Are Children Safe In Your Waiting Room?

Flu season is here. It’s time to stop and ask yourself: “how safe are my youngest patients while in my waiting room?” 

Infection control in the physician’s office is an important component of patient care and should be considered a priority by health care providers, patients, and parents. 

Young children who spend long periods of time in clinic waiting rooms are at a tremendous risk of contracting an infection.

The good news is simple steps can be taken to help lower or even eliminate their risk altogether. 

The first step to an effective prevention program is identifying the potential sources. 

The Usual Suspects.

Kids with a runny nose, diarrhea, or who are in diapers present a huge risk as “source patients.” Children with open wounds or skin lesions will drastically increase the risk of spreading an infection. We also know children are not known for their superior hygiene. 

Child's dirty hand holding some small toys.

And don’t forget that some organisms can survive on surfaces and toys. These resilient buggers love stuffed animals. These fuzzy toys are notoriously difficult to decontaminate effectively and kids love to cuddle with them. 

The bottom line is a room full of sick kids is an infection waiting to happen. So what can you do to mitigate the risk? 

Stuffed owl toy in tree.
Consider removing stuffed animals from your waiting room. Fuzzy toys are notoriously difficult to decontaminate effectively.

Balancing Your Priorities.

Does the benefit of having an office in which kids are free to play with each other, share toys, practice social skills, and generally have fun, outweigh infection control? You’ll have to answer this question after you assess the needs of your patients and the level of care that your office provides. 

Granted, there is no way to provide absolutely bullet proof infection control, but there a few steps you can take to reduce the risk.

Infection control requires a three-pronged attack!

1- Office Design.

Sometimes the best solution is to eliminate it altogether. Some clinics have eliminated their waiting room and place patients directly into exam rooms as they arrive. This reduces the amount of time immunocompromised or contagious patients share a communal space.  

Visits should be scheduled for different times of the day or separate time periods reserved for drop-in visits and routine appointments. 

If you must have a waiting room, consider the following:

  • Ensure that handwashing sinks with adjacent soap and disposable towel dispensers are in good working order and provide waterless hand hygiene products in all patient care areas.
  • Display signs and place reading materials to educate patients about respiratory etiquette, i.e. wash your hands after blowing your nose.
  • Carpeting should be avoided in both examination and waiting rooms. It’s just not worth the hassle of keeping disinfectant in these high-risk areas.
  • Ventilation for new or renovated medical offices should provide a minimum of six air exchanges per hour to ensure safe air quality.

Waiting Room
A well-designed office will strengthen your infection control program.

2- Office Policies Regarding Toys.

Minimize the risk of exposure by either:

  • Removing toys for waiting rooms, unless children can be properly supervised and appropriate sanitation practices are feasible.
  • Ask parents to bring the child’s personal toys and avoid sharing them with other children.

Child playing alone.
By having parents bring the child’s personal toys, the child’s risk of exposure drops dramatically.

If you absolutely want to provide toys make sure that they are easy to clean.
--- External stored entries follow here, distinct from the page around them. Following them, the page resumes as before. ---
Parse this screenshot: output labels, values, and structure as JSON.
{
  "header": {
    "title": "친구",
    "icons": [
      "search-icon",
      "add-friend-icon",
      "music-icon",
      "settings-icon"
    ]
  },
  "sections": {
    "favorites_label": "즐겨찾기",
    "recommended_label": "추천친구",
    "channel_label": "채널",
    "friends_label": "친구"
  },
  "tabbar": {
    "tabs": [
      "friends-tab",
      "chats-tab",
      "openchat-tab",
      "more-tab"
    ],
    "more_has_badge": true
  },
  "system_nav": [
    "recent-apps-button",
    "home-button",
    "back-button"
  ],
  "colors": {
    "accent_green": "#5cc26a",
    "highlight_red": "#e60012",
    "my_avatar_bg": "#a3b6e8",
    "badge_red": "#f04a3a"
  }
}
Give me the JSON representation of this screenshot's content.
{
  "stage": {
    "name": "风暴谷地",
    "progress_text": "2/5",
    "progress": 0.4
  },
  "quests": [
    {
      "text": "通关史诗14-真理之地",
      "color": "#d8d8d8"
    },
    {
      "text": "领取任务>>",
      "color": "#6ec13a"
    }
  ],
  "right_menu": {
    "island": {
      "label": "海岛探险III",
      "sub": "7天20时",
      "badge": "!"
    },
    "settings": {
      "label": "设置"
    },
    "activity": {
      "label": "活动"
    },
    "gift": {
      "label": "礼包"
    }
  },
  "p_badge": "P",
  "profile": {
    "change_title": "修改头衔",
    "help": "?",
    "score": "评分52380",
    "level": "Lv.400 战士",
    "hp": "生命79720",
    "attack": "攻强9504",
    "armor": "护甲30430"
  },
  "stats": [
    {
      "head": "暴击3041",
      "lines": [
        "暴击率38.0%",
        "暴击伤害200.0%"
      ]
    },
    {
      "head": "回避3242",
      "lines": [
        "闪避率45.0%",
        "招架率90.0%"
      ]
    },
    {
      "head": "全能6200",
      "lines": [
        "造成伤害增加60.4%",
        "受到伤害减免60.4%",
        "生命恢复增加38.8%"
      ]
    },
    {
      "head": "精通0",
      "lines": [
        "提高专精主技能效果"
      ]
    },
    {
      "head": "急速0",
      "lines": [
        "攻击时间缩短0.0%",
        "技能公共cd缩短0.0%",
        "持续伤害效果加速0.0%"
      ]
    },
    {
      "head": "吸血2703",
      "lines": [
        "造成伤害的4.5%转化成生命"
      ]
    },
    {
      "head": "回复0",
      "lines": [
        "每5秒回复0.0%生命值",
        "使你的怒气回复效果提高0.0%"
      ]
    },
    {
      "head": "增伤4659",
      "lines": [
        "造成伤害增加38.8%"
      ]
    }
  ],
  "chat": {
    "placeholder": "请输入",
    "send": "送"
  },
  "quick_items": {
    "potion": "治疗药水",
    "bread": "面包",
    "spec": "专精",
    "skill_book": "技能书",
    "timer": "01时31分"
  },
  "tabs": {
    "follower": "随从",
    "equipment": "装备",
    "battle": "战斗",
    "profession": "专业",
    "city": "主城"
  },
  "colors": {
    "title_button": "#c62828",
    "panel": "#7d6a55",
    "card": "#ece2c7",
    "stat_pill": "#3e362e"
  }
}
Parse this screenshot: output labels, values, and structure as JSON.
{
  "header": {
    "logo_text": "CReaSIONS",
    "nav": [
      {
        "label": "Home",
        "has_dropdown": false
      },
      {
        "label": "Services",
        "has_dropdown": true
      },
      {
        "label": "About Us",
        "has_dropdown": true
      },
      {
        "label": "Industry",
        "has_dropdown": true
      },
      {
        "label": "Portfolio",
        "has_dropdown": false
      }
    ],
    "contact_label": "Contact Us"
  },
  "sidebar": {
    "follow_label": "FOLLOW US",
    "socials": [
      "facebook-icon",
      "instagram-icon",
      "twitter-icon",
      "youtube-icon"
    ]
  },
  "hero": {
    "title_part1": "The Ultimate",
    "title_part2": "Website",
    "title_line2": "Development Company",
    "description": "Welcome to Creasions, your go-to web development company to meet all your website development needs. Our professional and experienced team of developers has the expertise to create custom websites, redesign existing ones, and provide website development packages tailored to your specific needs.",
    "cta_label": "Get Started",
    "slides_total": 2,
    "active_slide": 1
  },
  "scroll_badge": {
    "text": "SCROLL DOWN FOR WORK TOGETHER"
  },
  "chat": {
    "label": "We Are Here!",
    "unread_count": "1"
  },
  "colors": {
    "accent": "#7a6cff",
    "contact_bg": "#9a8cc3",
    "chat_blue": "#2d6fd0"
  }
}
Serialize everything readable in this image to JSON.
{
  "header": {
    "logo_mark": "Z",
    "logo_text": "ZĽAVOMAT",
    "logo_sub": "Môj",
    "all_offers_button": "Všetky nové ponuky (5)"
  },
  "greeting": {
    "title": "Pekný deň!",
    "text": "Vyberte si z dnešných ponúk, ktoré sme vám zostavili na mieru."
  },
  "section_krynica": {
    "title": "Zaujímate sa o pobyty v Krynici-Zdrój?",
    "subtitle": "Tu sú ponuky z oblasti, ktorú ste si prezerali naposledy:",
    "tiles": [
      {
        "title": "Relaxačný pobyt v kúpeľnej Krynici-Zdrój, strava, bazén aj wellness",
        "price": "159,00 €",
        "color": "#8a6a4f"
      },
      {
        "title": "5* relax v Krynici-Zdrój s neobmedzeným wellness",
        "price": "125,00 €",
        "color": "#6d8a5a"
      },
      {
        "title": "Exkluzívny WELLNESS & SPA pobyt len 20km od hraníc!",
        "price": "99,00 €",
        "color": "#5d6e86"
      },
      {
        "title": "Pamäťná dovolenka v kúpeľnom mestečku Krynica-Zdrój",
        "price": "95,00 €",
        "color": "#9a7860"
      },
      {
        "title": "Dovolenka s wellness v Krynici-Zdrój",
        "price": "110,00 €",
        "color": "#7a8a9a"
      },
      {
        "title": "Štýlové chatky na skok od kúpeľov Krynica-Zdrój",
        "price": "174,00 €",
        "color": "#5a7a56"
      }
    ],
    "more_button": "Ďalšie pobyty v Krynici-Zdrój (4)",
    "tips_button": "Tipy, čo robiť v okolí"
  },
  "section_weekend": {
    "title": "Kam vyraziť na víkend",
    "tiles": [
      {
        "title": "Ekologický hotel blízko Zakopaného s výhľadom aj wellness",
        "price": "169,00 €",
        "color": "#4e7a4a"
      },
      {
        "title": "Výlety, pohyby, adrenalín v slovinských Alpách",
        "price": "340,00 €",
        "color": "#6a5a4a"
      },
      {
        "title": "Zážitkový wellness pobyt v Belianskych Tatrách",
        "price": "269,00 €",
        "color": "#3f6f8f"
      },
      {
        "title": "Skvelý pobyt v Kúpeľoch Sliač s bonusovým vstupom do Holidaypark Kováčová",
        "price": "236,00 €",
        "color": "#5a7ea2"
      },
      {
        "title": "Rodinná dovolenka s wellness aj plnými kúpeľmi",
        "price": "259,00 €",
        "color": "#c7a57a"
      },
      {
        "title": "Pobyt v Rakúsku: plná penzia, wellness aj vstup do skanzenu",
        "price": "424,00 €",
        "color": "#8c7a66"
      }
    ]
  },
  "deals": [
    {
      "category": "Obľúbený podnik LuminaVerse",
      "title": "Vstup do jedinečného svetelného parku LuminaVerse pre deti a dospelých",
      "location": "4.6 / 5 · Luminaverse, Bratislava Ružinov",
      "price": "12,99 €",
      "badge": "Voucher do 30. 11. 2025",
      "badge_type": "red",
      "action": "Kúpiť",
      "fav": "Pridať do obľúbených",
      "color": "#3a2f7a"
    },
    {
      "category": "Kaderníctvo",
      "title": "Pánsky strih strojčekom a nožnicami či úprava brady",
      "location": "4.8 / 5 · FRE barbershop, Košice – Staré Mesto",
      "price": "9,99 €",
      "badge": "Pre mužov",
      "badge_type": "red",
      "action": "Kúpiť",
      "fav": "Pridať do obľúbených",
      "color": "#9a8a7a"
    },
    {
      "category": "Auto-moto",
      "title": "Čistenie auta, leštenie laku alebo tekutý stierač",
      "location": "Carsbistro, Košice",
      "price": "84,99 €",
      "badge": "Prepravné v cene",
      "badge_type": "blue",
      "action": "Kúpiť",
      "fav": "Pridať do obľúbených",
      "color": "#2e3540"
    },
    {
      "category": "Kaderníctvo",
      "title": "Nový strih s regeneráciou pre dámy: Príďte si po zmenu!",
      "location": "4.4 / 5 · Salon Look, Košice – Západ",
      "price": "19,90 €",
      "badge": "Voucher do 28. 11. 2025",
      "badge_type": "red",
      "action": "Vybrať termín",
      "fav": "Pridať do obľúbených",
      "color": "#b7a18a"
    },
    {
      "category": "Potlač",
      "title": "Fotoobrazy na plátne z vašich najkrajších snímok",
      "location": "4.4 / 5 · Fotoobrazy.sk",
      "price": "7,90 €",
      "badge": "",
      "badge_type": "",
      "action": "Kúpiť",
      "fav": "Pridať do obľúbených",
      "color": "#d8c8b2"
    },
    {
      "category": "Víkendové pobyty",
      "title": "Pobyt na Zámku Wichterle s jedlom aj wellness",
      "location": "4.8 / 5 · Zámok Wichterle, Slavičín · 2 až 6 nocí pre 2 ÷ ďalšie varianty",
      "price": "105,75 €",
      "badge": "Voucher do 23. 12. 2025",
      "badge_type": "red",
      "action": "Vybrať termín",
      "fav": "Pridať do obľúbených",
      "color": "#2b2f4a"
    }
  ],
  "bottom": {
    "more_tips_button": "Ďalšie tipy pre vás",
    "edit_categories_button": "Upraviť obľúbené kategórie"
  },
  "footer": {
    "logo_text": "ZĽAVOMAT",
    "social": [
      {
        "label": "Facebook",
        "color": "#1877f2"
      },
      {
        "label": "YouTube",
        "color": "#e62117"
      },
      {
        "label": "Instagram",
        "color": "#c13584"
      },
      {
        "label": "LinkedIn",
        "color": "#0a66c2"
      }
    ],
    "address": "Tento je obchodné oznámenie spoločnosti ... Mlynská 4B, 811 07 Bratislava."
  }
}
This means you should:

  • Find toys that have smooth, solid surfaces without small pieces or crevices. 
  • Avoid stuffed, fabric or plush toys like the plague, they are near impossible to sanitize without an extraordinary effort. 
  • Ask parents to supervise their child while they play with office toy.
  • Place “used” toy in designated bins and remove them from circulation until they are properly sanitized. 

Treat big toys like office furniture and sanitize routinely or when soiled.  

Disinfect toys with a 1:100 water and bleach solution or wash with soap and water and air dry. If time is an issue try sanitizing toys in a dishwasher.

A group of children playing together.
It is possible to create a safe communal area for children, with the proper resources and procedures in place.

3- Parental Cooperation.

The most important part of this solution is cooperative parents. Post messages around the office to encourage parents to keep children with signs of infection away from other children. 

Educate parents as they sign in about your updated toy policies and the reasons behind the change. Knowing the gravity of the changes and why they are in place, parents are more likely to cooperate.